……..





Di ruang tengah sudah ada Ansel, Ian, dan Steve. Hanya itu saja. Sedangkan keluarga yang lain sedang melakukan kegiatannya masing-masing.

Ervan berlari kecil ke ruang tengah dengan ekspresi sok keren. Melewati setiap benda benda dengan berulang kali, memutari benda itu.

"Tikungan tajam akan segera Ervan lalui, wuushhhh," gumam Ervan.

Tingkah Ervan itu tidak luput dari tatapan kakaknya. Ian bergumam dalam hati, apa yang sebenarnya adiknya lakukan. Tak lupa tangannya mengelus telinganya yang perih karena jeweran dari mommy nya. Jika kalian lupa, Ervan tadi mengadu pada mommy nya tentang ia yang mengucapkan kata bangsat.

"Ervan, sini." Steve mencoba menarik perhatian adiknya. Apa Ervan tidak pusing memutari setiap benda yang ia lalui? Steve yang membayangkan saja tidak sanggup. Adiknya memang super.

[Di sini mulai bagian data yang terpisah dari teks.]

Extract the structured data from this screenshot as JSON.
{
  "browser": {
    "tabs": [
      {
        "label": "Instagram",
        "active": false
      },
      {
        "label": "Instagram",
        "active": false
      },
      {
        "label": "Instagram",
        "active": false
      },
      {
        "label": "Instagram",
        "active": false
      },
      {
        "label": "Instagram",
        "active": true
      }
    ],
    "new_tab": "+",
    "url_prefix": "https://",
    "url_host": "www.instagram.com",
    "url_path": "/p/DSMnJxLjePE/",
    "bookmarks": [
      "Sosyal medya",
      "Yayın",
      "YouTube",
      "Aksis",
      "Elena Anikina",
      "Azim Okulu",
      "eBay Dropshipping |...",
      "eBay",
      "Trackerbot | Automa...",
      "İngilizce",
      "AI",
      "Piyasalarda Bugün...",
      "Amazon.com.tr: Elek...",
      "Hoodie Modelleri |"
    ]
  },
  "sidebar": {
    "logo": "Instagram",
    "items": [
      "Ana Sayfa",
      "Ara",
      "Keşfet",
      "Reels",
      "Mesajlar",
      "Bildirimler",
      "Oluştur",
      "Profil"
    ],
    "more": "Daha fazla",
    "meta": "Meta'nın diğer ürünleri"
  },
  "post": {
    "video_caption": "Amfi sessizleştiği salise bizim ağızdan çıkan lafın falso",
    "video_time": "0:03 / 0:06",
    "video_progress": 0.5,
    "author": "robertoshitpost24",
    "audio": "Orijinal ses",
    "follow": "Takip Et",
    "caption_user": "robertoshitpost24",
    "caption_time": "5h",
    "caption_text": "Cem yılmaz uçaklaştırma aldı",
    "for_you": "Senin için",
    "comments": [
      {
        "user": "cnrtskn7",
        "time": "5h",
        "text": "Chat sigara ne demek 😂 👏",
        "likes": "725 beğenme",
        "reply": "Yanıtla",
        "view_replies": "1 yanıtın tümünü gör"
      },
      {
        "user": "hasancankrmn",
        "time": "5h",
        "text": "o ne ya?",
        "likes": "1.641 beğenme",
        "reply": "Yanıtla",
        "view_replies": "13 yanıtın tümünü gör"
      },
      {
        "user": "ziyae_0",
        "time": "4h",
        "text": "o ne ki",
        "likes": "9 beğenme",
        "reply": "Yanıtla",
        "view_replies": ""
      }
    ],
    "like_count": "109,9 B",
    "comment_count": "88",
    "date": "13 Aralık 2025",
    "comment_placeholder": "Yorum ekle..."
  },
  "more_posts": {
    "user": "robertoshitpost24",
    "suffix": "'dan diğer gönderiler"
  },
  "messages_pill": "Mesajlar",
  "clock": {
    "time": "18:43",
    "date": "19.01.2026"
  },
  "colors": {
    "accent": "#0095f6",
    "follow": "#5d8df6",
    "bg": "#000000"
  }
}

Ervan yang mendengar itu langsung menuruti panggilan kakaknya. "Siap, Ervan di sini," balas Ervan dengan posisi badan tegap.

"Nakal," ucap Ansel dengan nada rendah. Lirikan tajamnya mampu membuat Ervan diam tak berkutik.

"Ervan gak nakal kok, Ervan kan anak baik-baik, hehehe," balas Ervan. Tak dipungkiri jika ia gelagapan menjawab perkataan kakaknya. Takut jika kakaknya akan marah lagi.

Maid yang tadi membawakan segelas susu langsung meletakkannya di atas meja.

"Kenapa lama sekali hanya untuk sekedar membuatkan susu. Ervan, apakah maid ini sangat lambat untuk mengerjakan pekerjaannya?" sarkas Ian.

Maid itu seketika gugup. Tidak berani membela dirinya sendiri. Menyela pun tidak berani. Ia merapalkan doa dalam hati supaya Ervan mengatakan yang sebenarnya. Ia takut dipecat karena kinerjanya.

"Gak boleh nuduh. Kak Ian jahat, Ervan gak suka." Ervan merenggut tidak suka ketika kakaknya seperti menuduh maid yang tidak-tidak.

Oke, Ian kalah.

"Maaf, kakak hanya bertanya." Kali ini Ian berucap dengan nada sedikit lembut. Hanya untuk adiknya.

"Bibi bisa balik," ucap Ervan dengan senyum manisnya. Menyuruh maid itu untuk kembali ke dapur.

Maid menghela napas lega. Sangat berterimakasih kepada bungsu Orlando itu karena telah menyelamatkannya dari suasana mencekam seperti ini. Membungkukkan badannya sebentar lalu berjalan pelan menuju dapur.

"Tadi Ervan ajak main tebak-tebakan," balas Ervan. Setelah itu ia mulai mendekat pada meja dan mengambil gelas yang berisi susu. Ansel mengode adiknya untuk duduk di sampingnya, dan Ervan menurutinya.

"Jangan terlalu berinteraksi dengan orang lain, paham!" Ansel memperingati adiknya dengan suara rendahnya. Ansel tidak suka jika ada yang mengalihkan perhatian Ervan dari mereka. Orang lain tidak boleh berinteraksi dengan adiknya, Ervan hanya milik keluarganya.

Ervan menganggukkan kepala di sela sela meminum susu. Sebenarnya Ervan tidak terlalu mendengar perkataan Ansel karena ia sedang menikmati manisnya susu tersebut.

"Hm, enak." Ervan menutup matanya dengan lidahnya yang menjilati sekitaran mulutnya.

"Tidur, sudah malam." Ian bangkit dari duduknya dan berjalan menuju adiknya. Berniat menggandeng tangan Ervan untuk pergi ke lantai atas bersama-sama.

"Ayo, Ervan ngantuk." Ervan menerima uluran tangan Ian. Sedangkan salah satu tangannya mengucek-ucek matanya yang gatal dengan mulut kecilnya yang menguap lebar.

"Ervan tidur dulu kakak. Ervan besok sekolah. Harus bangun pagi-pagi," pamit Ervan pada Steve dan Ansel yang masing-masing sedang berkutat dengan laptopnya.